Специфика территории в значительной мере обусловила характер первых постоянных «поселенцев» — относительно обеспеченные представители мелкого бизнеса (группы, которую можно условно обозначить как нижний слой среднего класса), ориентированные не просто на «решение жилищного вопроса», но и добивающиеся комфортной среды для проживания. Уровень доходов не позволял им претендовать на покупку земли по «элитным» загородным направлениям, а готовое жилье в «организованных» коттеджных поселках накладывало массу ограничений (от проекта дома до размера и планировки участка). Наиболее доступная альтернатива — покупка жилья или участка под строительство в быстро растущих пригородных селах отталкивала удаленностью, скученностью, отсутствием желаемой «экологии».
Относительно невысокий уровень доходов новых поселенцев обусловил способ решения наиболее существенных проблем, препятствующих развитию поселения. Проблема электричества была решена не через локальные генераторы, а путем строительства «подстанции» и подключения к высоковольтной ЛЭП в складчину. Пожалуй, именно на этом этапе были определены первые контуры «проекта» формирующейся локальности и будущего сообщества: мощность построенной «подстанции» рассчитывалась исходя не из текущих, а перспективных потребностей поселка в целом, с учетом отопления и уличного освещения.
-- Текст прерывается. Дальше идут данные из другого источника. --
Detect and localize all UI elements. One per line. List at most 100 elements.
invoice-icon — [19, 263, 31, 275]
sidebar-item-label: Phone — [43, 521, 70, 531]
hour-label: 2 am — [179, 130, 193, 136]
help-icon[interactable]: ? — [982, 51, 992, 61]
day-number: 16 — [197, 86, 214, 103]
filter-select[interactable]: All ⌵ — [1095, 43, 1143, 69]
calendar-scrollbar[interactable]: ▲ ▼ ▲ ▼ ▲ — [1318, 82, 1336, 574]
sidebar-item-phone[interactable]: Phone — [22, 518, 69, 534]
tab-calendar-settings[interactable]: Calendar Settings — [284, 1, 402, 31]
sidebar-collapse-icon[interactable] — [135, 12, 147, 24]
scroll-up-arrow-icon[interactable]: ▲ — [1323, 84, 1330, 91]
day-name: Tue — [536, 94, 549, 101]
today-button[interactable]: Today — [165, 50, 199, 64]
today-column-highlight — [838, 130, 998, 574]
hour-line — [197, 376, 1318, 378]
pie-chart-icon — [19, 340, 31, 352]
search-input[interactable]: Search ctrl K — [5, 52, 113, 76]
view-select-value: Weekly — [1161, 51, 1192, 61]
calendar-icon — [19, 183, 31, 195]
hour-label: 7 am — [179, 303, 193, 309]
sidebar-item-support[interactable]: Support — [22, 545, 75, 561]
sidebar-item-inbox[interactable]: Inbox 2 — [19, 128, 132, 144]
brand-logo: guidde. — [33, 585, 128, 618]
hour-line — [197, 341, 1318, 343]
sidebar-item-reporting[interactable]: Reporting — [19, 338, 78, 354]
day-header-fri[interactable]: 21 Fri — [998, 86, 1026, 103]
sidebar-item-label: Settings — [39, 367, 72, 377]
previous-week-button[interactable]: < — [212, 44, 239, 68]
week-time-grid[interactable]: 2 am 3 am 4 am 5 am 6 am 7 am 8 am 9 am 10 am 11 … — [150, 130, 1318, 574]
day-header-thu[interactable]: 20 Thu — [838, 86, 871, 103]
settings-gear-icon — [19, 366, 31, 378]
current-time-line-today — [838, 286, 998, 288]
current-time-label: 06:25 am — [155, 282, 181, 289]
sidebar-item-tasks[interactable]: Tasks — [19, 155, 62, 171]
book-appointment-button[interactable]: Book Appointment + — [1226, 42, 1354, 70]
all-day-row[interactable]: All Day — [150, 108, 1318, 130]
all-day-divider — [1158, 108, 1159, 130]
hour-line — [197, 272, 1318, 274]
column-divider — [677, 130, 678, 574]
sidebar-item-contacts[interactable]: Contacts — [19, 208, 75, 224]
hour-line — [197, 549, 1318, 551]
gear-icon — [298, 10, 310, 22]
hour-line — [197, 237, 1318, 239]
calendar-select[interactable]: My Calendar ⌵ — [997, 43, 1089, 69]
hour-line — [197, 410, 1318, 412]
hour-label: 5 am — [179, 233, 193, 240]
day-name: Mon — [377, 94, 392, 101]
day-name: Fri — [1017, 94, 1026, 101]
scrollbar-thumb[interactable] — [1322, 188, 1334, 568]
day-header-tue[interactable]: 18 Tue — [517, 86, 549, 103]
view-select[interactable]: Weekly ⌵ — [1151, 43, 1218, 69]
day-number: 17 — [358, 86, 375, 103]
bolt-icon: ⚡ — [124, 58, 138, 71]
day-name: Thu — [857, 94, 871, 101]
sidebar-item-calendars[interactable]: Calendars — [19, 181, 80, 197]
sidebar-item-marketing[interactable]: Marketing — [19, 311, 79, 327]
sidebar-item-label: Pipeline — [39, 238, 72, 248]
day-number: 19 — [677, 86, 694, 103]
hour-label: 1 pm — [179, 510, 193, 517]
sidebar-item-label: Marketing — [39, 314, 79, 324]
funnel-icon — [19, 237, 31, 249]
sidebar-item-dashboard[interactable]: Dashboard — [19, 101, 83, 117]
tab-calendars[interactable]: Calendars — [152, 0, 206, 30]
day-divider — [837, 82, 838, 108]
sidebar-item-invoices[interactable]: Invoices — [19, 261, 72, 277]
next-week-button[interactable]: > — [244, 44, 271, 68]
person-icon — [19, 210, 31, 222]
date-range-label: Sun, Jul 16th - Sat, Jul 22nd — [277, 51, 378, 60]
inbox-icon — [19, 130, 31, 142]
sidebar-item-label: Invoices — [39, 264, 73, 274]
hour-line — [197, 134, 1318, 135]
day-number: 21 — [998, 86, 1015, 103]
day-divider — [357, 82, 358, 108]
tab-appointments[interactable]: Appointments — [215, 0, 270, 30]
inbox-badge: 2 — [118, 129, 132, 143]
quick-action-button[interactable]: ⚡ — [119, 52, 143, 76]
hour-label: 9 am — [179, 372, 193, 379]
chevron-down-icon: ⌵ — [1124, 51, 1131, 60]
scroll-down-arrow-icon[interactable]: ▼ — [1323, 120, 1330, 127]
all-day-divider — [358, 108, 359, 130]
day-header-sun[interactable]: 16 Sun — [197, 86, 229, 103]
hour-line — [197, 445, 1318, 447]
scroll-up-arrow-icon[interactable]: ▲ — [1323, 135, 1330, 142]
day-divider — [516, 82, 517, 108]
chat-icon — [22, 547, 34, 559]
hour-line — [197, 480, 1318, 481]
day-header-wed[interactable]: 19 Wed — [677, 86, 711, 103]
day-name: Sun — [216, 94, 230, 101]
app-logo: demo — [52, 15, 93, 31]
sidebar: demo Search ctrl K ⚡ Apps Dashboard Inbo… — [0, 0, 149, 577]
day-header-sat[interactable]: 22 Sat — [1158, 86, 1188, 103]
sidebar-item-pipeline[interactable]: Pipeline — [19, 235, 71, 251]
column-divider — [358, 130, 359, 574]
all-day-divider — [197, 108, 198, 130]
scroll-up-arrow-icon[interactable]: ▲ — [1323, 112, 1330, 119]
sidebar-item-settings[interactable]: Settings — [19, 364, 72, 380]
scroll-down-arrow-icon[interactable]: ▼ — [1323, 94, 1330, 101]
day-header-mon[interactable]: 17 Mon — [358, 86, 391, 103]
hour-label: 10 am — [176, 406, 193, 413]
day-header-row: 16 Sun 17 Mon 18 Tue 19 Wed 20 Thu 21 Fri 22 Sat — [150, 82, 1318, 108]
Построенный объект был оформлен в коллективную собственность, которая довольно быстро становится механизмом интеграции новых жителей: подключение каждого нового участка к электричеству в СНТ оформляется как покупка доли в коллективной собственности («подстанции»). К лету 2014 года к электричеству было подключено около 70 хозяйств. Поскольку обслуживание и ремонт собственности лежат на собственниках, такое приобретение доли в имуществе существенно ограничивает автономность и стимулирует участие жителей в коллективных решениях.
Такой ход, однако, создал довольно острое противоречие. Высокие первоначальные вложения потребовали активных усилий по расширению числа жителей, что могло привести к неуправляемому росту и утрате поселком своих привлекательных качеств. Выходом стало создание механизма привлечения и фильтрации новых жителей, основанного на сетевом характере формирования нового сообщества, и ограничение продажи участков «на сторону». Большинством переселенцев «первой волны» стали личные знакомые и родственники первых поселенцев, привлеченные относительной дешевизной приобретения и гарантированной близкой социальной средой. Иными словами, процесс роста сообщества изначально приобрел
50
LOCUS IMAGINEM
рефлексируемый характер, основанный на развернутой в противоположную сторону максиме «выбирай себе соседа».
Продажа свободных участков также стала механизмом отбора потенциальных членов сообщества: поскольку она ведется правлением СНТ (такой статус позволяет избежать сложных процедур, неизбежных в муниципальных администрациях), то ключевым критерием становится цель приобретения участка. Нежелательным покупателям (например, покупка земли под производство или иной бизнес) может быть прямо отказано в продаже или продемонстрированы наиболее непривлекательные участки. Напротив, желательные покупатели уже при демонстрации участков и затем в процессе заселения постепенно включаются в сообщество через передачу опыта (возможности застройки участка и жилого пространства, конструктивные приемы), включение в коммуникационные сети (реклама в формате "person-to-person" (р2р), передача «нужных» контактов), прямую помощь в строительстве или, по крайней мере, организации этого процесса. Сложившийся механизм отбора желательных для сообщества мигрантов выступает фильтром, позволяющим включать в сообщество в большей степени тех, кто ориентирован на участие в производстве соседства и сообщества, значимый именно для периода «первого поколения».[32, с. 1473] Это позволяет достаточно органично соединить представителей самых разных групп («менты, продованы, силовики, коммерсы, работяги, интеллигенция всякая»), в иных условиях почти не имеющих шансов на консолидацию.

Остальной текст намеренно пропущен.